Mittelstand entdeckt Banken

VOLKSBANK DILL Im vergangenen Jahr wurden 1400 neue Mitglieder gewonnen

Der Region verbunden: Die Vorstände der Volksbank Dill eG, Ralph-Uwe Ort und Armin Wickel (von links) sind mit dem Geschäftsjahr 2014 sehr zufrieden und blicken zuversichtlich in die Zukunft. (Foto: Kiehl)

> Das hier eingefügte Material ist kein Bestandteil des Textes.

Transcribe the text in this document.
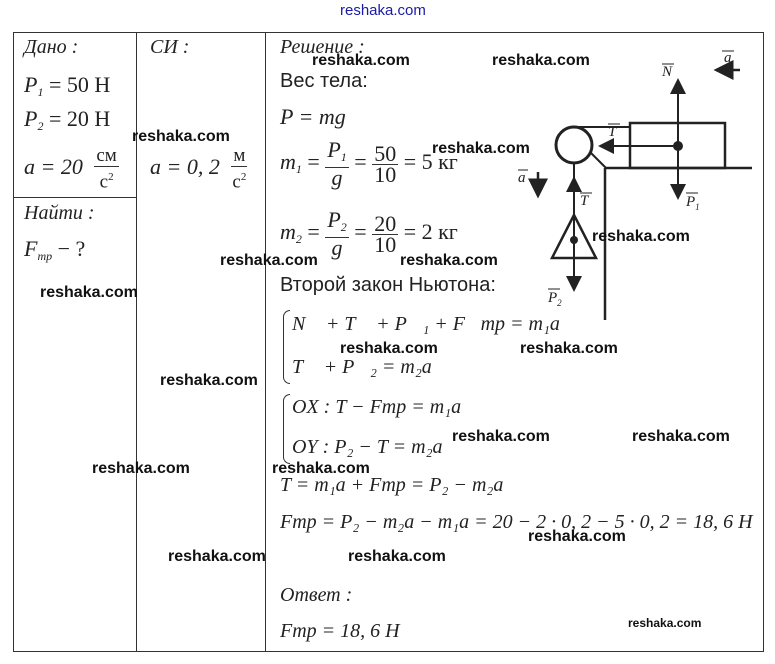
reshaka.com
Дано :
$P_1 = 50$ Н
$P_2 = 20$ Н
$a = 20 \frac{см}{с^2}$
Найти :
$F_{тр}$ − ?
СИ :
a = 0, $2 \frac{м}{с^2}$
Решение :
Вес тела:
P = mg
$m_1 = \frac{P_1}{g} = \frac{50}{10} = 5$ кг
$m_2 = \frac{P_2}{g} = \frac{20}{10} = 2$ кг
Второй закон Ньютона:
N⃗ + T⃗ + P⃗₁ + F⃗тр = m₁a⃗
T⃗ + P⃗₂ = m₂a
OX : T − Fтр = m₁a
OY : P₂ − T = m₂a
T = m₁a + Fтр = P₂ − m₂a
Fтр = P₂ − m₂a − m₁a = 20 − 2 · 0, 2 − 5 · 0, 2 = 18, 6 Н
Ответ :
Fтр = 18, 6 Н
N
a
T
a
T	$P_1$
$P_2$
reshaka.com	reshaka.com
reshaka.com
reshaka.com
reshaka.com
reshaka.com	reshaka.com
reshaka.com
reshaka.com	reshaka.com
reshaka.com
reshaka.com	reshaka.com
reshaka.com	reshaka.com
reshaka.com
reshaka.com	reshaka.com
reshaka.com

"Wir konnten die regionale Bedeutung unserer Bank an allen Fronten stärken", sagte Wickel am Dienstag bei der Vorstellung der aktuellen Zahlen im Rahmen eines Pressegesprächs. Die Volksbank erwirtschaftete einen Jahresüberschuss in Höhe von zwei Millionen Euro, so dass sich die über 20 000 Genossen auf eine siebenprozentige Dividende freuen können. Die Eigenkapitalquote stieg von 18,2 auf 20,7 Prozent.

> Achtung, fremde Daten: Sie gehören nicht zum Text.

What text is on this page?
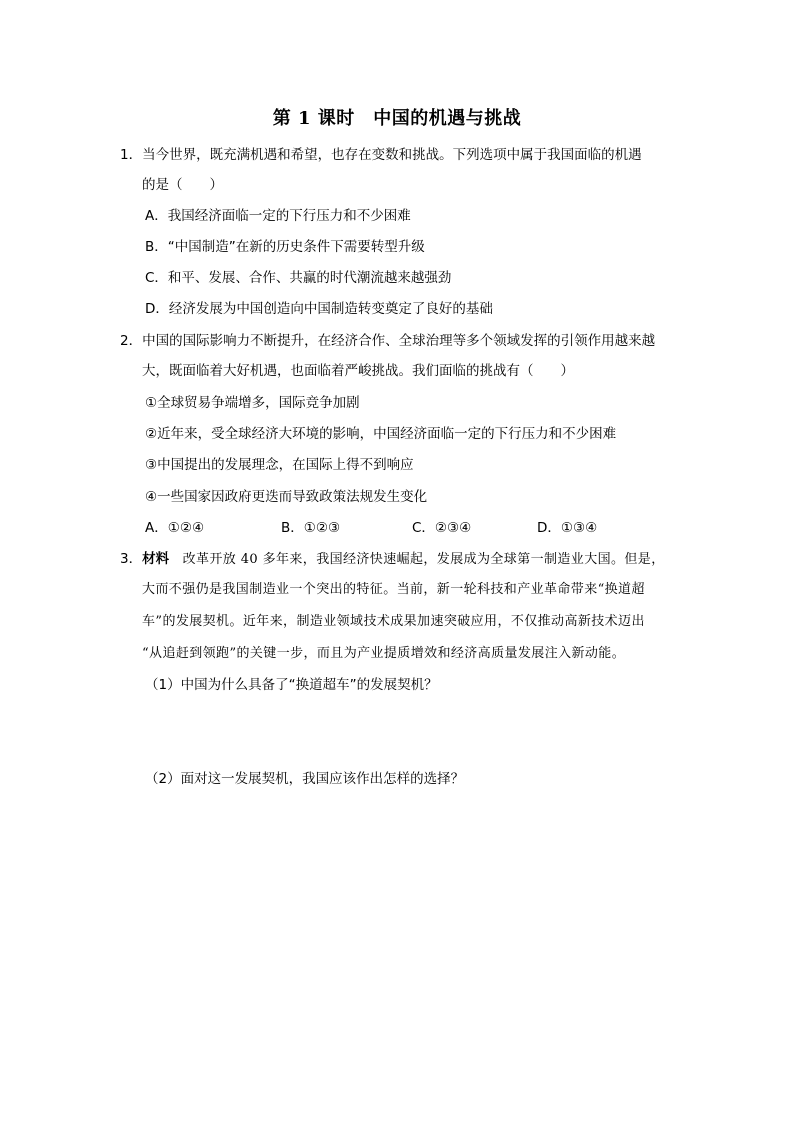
第 1 课时　中国的机遇与挑战
1．当今世界，既充满机遇和希望，也存在变数和挑战。下列选项中属于我国面临的机遇
的是（　　）
A．我国经济面临一定的下行压力和不少困难
B．“中国制造”在新的历史条件下需要转型升级
C．和平、发展、合作、共赢的时代潮流越来越强劲
D．经济发展为中国创造向中国制造转变奠定了良好的基础
2．中国的国际影响力不断提升，在经济合作、全球治理等多个领域发挥的引领作用越来越
大，既面临着大好机遇，也面临着严峻挑战。我们面临的挑战有（　　）
①全球贸易争端增多，国际竞争加剧
②近年来，受全球经济大环境的影响，中国经济面临一定的下行压力和不少困难
③中国提出的发展理念，在国际上得不到响应
④一些国家因政府更迭而导致政策法规发生变化
A．①②④	B．①②③	C．②③④	D．①③④
3．材料　 改革开放 40 多年来，我国经济快速崛起，发展成为全球第一制造业大国。但是，
大而不强仍是我国制造业一个突出的特征。当前，新一轮科技和产业革命带来“换道超
车”的发展契机。近年来，制造业领域技术成果加速突破应用，不仅推动高新技术迈出
“从追赶到领跑”的关键一步，而且为产业提质增效和经济高质量发展注入新动能。
（1）中国为什么具备了“换道超车”的发展契机？
（2）面对这一发展契机，我国应该作出怎样的选择？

Ironie des Schicksals: Gerade die Finanzkrise 2009 und ihre Folgen dürfte ein Grund für den Zulauf neuer Kunden sein. "Der gewerbliche Mittelstand kommt zu uns zurück", stellen die beiden Vorstände fest. In Zeiten zunehmender Unsicherheiten im Finanzsektor suchten die Menschen Verlässlichkeit und Vertrauen. Die Volksbank Dill eG verfüge über die nötige Größe, den heimischen Mittelstand mit Krediten bedienen zu können. Dabei punkte sie mit persönlichem Kontakt statt Anonymität.

Das gewachsene Vertrauen zu der Bank macht sich natürlich bei der Kreditvergabe positiv bemerkbar. Bei einem Gesamtvolumen von 370 Millionen Euro vergab die Volksbank im vergangenen Jahr Neukredite in Höhe von 80 Millionen Euro. Das entspricht gegenüber dem Vorjahr einem Zuwachs von vier Prozent. Die Neukredite teilen sich zu 40 Prozent auf Geschäftskunden und zu 60 Prozent auf Privatkunden auf. "Während bei den Geschäftskunden etwa Mitte des Jahres ein Rückgang zu verzeichnen war, stieg das Geschäft im privaten Bereich in der zweiten Hälfte des Jahres besonders stark", stellte Wickel fest.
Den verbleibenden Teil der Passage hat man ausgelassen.